Miller, K., & Dubrawski, A. (2018). Gamma-ray source detection with small sensors. IEEE Transactions on Nuclear Science, 65(4), 1047-1058.

## Dataset

Using the TopCoder Urban Data Challenge dataset (mobile NaI detector).


## Setup


In [None]:
# Imports
import sys
sys.path.insert(0, '../../gammaflow')
sys.path.insert(0, '..')

import numpy as np
import matplotlib.pyplot as plt
import seaborn as sns
import pandas as pd
from pathlib import Path
from tqdm.auto import tqdm

# GammaFlow imports
from gammaflow import Spectrum, SpectralTimeSeries, ListMode
from gammaflow.core.spectra import Spectra
from gammaflow.visualization import plot_count_rate_time_series

# Detection algorithm
from src.detectors import SADDetector

# Configure plotting
sns.set_style('whitegrid')
plt.rcParams['figure.figsize'] = (14, 6)

%matplotlib inline

print("✅ SAD Detection - Ready!")


## Load Data Helper


In [None]:
def load_listmode_run(run_id, data_dir='../topcoder', dataset='training'):
    """Load a run and return ListMode object + metadata."""
    data_path = Path(data_dir)
    
    # Load listmode data
    run_file = data_path / dataset / f"{run_id}.csv"
    data = pd.read_csv(run_file, header=None, names=['time_delta_us', 'energy_keV'])
    
    # Convert to seconds
    time_deltas = data['time_delta_us'].values * 1e-6
    energies = data['energy_keV'].values
    
    # Load metadata
    answer_key_file = data_path / 'scorer' / f'answerKey_{dataset}.csv'
    answer_key = pd.read_csv(answer_key_file)
    metadata = answer_key[answer_key['RunID'] == run_id].iloc[0].to_dict()
    
    # Map SourceID to source name
    source_map = {
        0: 'Background',
        1: 'HEU',
        2: 'WGPu',
        3: 'I-131',
        4: 'Co-60',
        5: 'Tc-99m',
        6: 'Tc-99m + HEU'
    }
    metadata['SourceName'] = source_map.get(metadata['SourceID'], f"Unknown({metadata['SourceID']})")
    
    # Create ListMode
    listmode = ListMode(time_deltas, energies)
    
    return listmode, metadata

print("✅ Load function ready")


## Load Background Training Data

For SAD, we need background-only data to learn the "normal" spectral subspace via PCA.


In [None]:
# Load ALL background runs for training
# First, identify all background runs from the answer key
data_path = Path('../topcoder')
answer_key_file = data_path / 'scorer' / 'answerKey_training.csv'
answer_key = pd.read_csv(answer_key_file)
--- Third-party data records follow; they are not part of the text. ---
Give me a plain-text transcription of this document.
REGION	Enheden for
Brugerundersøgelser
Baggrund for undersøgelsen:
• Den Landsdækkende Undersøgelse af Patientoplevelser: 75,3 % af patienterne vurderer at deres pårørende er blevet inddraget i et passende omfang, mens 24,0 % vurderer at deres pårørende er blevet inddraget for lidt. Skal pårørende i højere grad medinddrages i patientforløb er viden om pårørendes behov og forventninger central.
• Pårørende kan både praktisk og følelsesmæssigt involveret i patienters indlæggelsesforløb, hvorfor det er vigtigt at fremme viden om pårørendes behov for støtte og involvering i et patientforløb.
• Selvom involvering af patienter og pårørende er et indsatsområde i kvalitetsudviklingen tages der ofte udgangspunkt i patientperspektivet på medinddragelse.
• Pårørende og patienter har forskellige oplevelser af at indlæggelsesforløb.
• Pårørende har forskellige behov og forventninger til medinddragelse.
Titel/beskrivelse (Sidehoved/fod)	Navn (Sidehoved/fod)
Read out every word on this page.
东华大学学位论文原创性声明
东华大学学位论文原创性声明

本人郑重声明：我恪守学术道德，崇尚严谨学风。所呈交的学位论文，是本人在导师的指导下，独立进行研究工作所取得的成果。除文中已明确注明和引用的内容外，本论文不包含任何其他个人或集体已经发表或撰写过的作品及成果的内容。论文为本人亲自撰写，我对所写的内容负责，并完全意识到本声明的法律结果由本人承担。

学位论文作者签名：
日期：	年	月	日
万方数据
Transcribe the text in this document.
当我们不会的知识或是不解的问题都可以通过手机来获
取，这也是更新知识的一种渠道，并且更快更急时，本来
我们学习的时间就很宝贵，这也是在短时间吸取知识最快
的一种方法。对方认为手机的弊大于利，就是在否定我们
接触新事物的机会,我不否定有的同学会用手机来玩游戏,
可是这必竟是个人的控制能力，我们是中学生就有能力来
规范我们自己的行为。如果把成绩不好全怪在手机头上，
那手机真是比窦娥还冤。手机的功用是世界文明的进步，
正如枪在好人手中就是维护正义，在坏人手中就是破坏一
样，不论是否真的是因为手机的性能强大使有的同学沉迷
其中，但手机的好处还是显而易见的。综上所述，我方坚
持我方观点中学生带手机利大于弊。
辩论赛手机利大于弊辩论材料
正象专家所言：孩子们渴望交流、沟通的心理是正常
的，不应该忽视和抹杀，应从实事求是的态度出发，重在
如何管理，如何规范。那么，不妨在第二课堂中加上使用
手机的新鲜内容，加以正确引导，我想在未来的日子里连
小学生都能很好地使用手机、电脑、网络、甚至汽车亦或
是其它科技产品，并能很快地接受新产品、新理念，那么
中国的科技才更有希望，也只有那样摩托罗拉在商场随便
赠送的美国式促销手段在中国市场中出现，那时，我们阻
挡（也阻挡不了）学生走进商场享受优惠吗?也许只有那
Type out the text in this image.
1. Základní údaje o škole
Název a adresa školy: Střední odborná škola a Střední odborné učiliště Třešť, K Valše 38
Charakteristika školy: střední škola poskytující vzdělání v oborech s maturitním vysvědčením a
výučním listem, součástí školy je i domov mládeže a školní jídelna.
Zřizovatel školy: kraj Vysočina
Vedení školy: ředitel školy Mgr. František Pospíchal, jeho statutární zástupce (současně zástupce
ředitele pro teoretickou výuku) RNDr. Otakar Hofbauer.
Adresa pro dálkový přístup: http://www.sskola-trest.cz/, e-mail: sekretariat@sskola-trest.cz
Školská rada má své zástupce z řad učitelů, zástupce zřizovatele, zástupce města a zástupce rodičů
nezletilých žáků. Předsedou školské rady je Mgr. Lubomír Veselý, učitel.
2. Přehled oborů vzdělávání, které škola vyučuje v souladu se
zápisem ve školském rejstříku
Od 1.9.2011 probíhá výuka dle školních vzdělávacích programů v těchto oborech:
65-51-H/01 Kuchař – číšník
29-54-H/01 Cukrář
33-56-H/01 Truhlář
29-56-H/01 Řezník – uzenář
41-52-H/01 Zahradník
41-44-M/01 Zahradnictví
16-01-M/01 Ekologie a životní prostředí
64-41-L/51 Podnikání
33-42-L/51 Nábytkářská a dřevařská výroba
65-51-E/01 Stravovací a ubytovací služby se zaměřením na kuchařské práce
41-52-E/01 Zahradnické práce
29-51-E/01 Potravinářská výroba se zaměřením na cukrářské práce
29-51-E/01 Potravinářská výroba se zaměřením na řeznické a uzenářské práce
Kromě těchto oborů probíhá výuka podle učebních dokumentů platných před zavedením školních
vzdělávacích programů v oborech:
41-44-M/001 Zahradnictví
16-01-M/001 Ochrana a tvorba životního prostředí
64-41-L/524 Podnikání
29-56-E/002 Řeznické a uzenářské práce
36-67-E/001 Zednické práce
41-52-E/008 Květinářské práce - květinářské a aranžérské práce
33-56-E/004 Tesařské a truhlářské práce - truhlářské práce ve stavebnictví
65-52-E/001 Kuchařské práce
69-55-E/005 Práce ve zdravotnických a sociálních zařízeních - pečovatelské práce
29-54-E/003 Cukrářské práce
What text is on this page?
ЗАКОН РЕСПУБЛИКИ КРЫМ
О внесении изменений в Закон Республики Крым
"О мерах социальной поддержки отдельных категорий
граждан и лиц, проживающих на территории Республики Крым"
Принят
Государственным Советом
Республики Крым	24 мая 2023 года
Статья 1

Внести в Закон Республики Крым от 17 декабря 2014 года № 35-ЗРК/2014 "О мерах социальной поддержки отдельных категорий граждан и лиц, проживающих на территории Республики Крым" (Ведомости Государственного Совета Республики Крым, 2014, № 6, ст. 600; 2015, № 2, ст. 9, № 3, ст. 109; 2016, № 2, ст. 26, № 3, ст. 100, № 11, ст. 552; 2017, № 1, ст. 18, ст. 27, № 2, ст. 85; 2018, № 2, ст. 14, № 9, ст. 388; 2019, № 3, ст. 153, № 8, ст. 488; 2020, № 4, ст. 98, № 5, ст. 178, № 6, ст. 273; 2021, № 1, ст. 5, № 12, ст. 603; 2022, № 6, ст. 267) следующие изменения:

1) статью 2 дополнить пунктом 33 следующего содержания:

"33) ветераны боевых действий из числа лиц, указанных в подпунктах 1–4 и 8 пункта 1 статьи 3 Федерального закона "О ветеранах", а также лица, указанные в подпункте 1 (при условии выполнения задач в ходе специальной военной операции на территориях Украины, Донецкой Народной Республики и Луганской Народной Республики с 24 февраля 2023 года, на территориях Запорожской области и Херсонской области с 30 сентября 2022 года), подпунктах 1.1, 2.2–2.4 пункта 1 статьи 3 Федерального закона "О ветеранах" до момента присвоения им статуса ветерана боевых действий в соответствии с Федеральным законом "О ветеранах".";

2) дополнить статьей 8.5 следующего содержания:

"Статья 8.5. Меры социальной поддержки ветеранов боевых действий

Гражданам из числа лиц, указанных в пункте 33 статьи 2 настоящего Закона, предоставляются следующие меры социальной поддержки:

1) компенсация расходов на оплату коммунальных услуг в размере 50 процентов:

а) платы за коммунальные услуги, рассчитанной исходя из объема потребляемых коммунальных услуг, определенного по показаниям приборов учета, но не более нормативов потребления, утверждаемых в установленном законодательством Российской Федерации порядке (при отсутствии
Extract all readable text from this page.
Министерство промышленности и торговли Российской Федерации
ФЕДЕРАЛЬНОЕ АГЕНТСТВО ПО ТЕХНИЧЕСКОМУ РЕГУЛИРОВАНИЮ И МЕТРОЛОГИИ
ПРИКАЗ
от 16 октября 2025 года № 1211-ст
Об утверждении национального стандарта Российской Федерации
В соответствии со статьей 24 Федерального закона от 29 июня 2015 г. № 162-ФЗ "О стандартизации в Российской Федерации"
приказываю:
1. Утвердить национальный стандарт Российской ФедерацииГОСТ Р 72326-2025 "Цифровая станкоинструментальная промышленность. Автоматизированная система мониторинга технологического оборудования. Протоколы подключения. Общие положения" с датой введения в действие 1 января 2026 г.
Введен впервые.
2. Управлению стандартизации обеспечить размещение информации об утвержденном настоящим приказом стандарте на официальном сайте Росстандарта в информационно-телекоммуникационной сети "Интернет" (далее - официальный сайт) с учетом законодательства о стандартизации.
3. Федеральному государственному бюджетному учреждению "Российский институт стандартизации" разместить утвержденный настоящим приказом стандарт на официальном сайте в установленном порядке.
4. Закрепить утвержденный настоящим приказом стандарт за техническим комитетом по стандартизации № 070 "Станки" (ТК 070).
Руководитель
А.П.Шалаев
# Get all background runs (SourceID == 0)
background_runs = answer_key[answer_key['SourceID'] == 0]
background_run_ids = background_runs['RunID'].values

print(f"Found {len(background_run_ids)} background runs in the dataset")
print(f"Loading all background runs for training...")

background_spectra_list = []
total_spectra = 0

for run_id in tqdm(background_run_ids):
    try:
        listmode, metadata = load_listmode_run(run_id)
        
        # Convert to time series (5-second integration for more training samples)
        ts = SpectralTimeSeries.from_list_mode(
            listmode,
            integration_time=5.0,
            stride_time=5.0,
            energy_bins=512,
            energy_range=(0, 3000)
        )
        
        background_spectra_list.append(ts)
        total_spectra += ts.n_spectra
        
    except Exception as e:
        print(f"\n  Warning: Failed to load run {run_id}: {e}")
        continue

print(f"\n✅ Successfully loaded {len(background_spectra_list)} runs")
print(f"   Total time windows: {total_spectra}")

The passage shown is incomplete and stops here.